题目意思很简单。就说一人去参加比赛。每答对一题得一分。连续答对k题时先加一分然后总分数乘2然后连续答对题数归0。然后给你题目总数n和他答对题目的个数m问你他能得的最低分是多少。

这题关键是找出最优方案(使得分最低)。

我们设他答错w题。如果w*k>=n。那么他的得分就为n-w。因为这w次错的可以使他答题连续对的小于k个。应该很好理解。

如果w*k<n说明会出现连续答对超过n个的情况。既然这种情况不能避免那么尽量让它出现在前面。因为前面分数少乘以2对总分的影响比较小。所以分数可以分为两部分。

1,前面连续的部分。2,后面被分隔的部分。

后面部分的分数很好求为:(k-1)*w。

而前面的分数也是有规律的。我们假设前面有n*k次答对。

那么分数变化为:2*k,(2*k+k)*2,((2*k+k)*2+k)*2......。抽象出来这就是一个数列递推公式为:

an=2*(an-1+k)。

展开移项后得:an+2*k=2*(an-1+2*k)。设cn=an+2*k。那么cn/cn-1=2。等比数列。

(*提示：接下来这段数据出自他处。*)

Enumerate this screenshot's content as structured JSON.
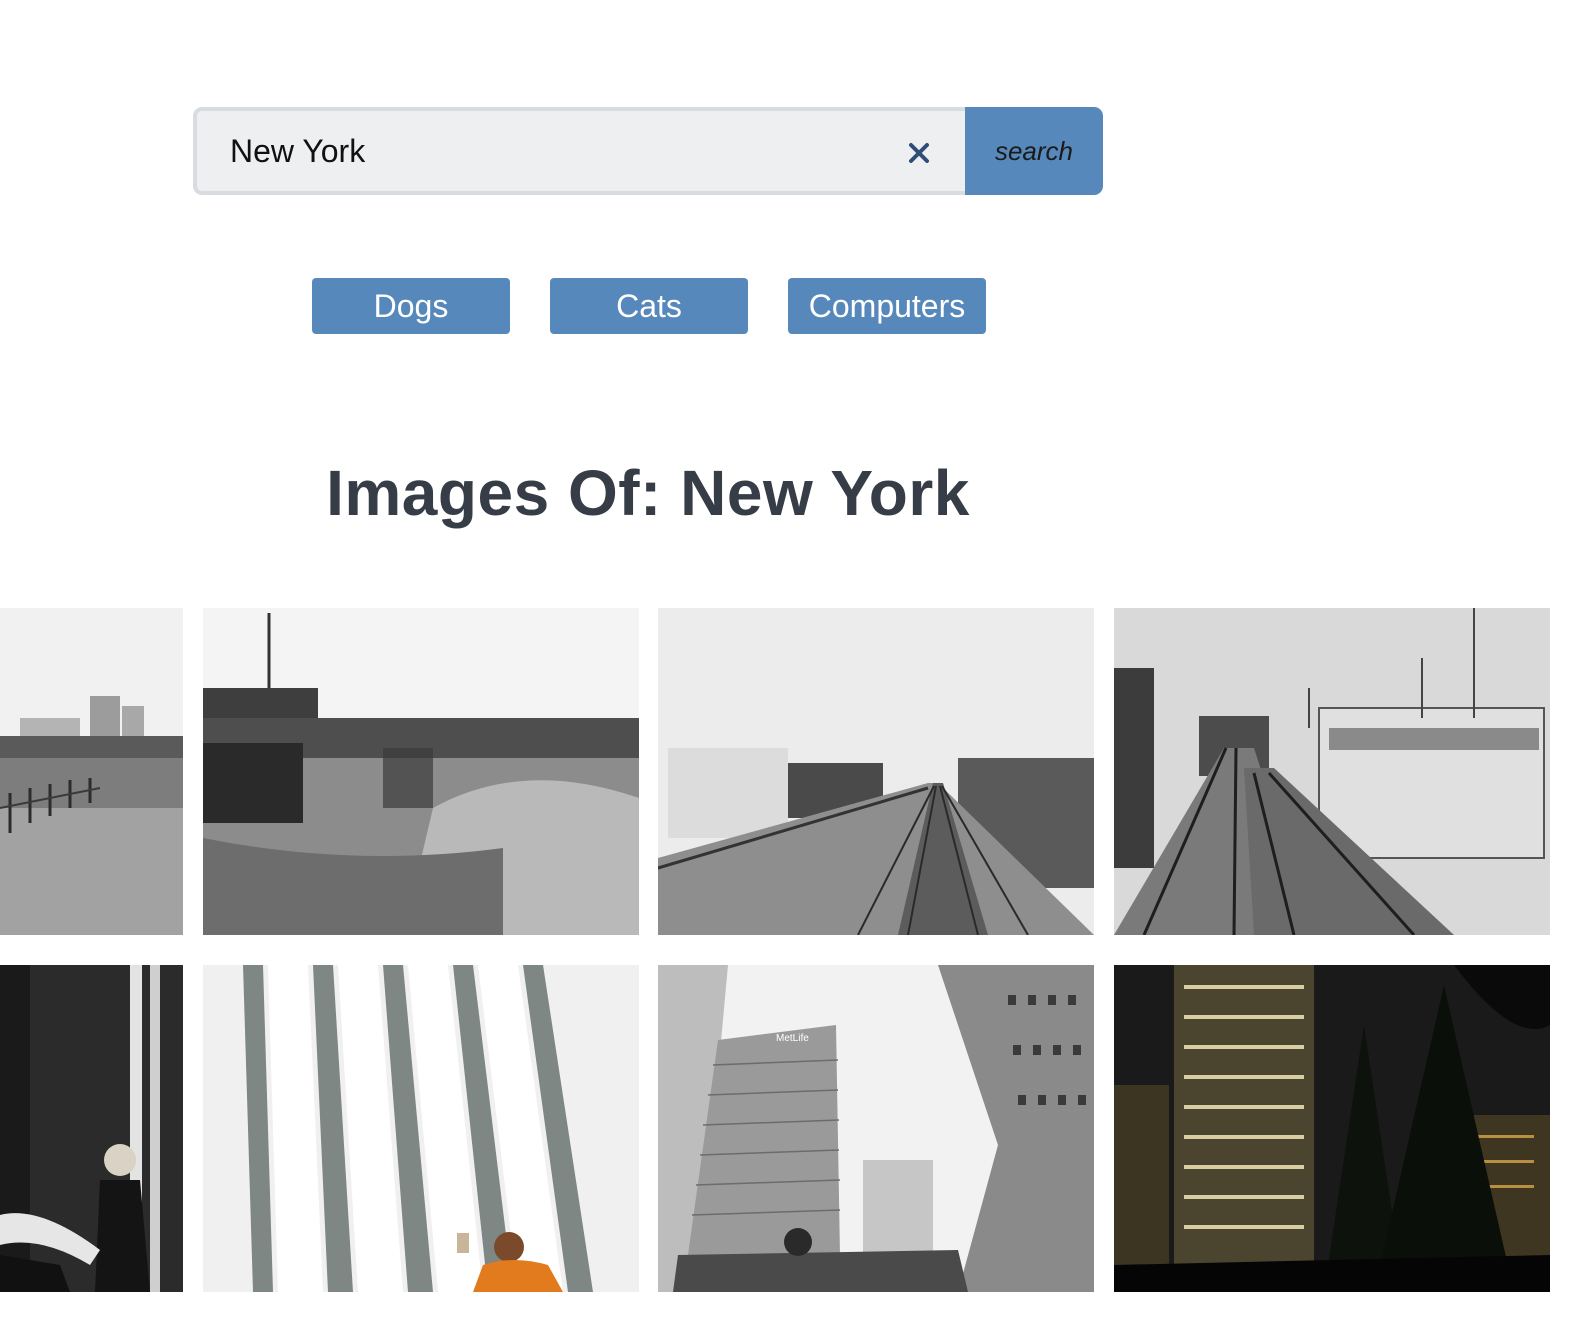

而c0=a0+2*k=2k。那么cn=2*k*2^n。所以an=k*2^(n+1)-2*k。

所以前面的得分为:

k*2^((n-w*k)/k+1)-2*k+(n-w*k)%k。

所以总分最小值就出来了。

ans=k*2^((n-w*k)/k+1)-2*k+(n-w*k)%k+(k-1)*w。

详细见代码:

#include <iostream>
#include<string.h>
#include<stdio.h>
#include<algorithm>
using namespace std;
typedef long long ll;
ll mod=1000000009;
ll pow_mod(ll a,ll i)//快速幂
{
    if(i==0)
        return 1%mod;
    ll temp=pow_mod(a,i>>1);//这里也必须是ll
    temp=temp*temp%mod;
    if(i&1)
        temp=(ll)temp*a%mod;
    return temp;
}
ll n,m,w,ans,t,k;
int main()
{
    while(~scanf("%I64d%I64d%I64d",&n,&m,&k))
    {
        w=n-m;
        t=n-k*w;
        if(t<=0)
        {
            printf("%I64d\n",(n-w)%mod);
            continue;
        }
        ans=(k-1)*w%mod;
        t=(pow_mod(2,t/k+1)*k%mod+mod-2*k%mod+t%k%mod)%mod;//注意减时可能减为负数所以要加上mod因此听取蛙声一片
        ans=(t+ans)%mod;
        printf("%I64d\n",ans);
    }
    return 0;
}

决定以后好好打cf了。未完待续。。。。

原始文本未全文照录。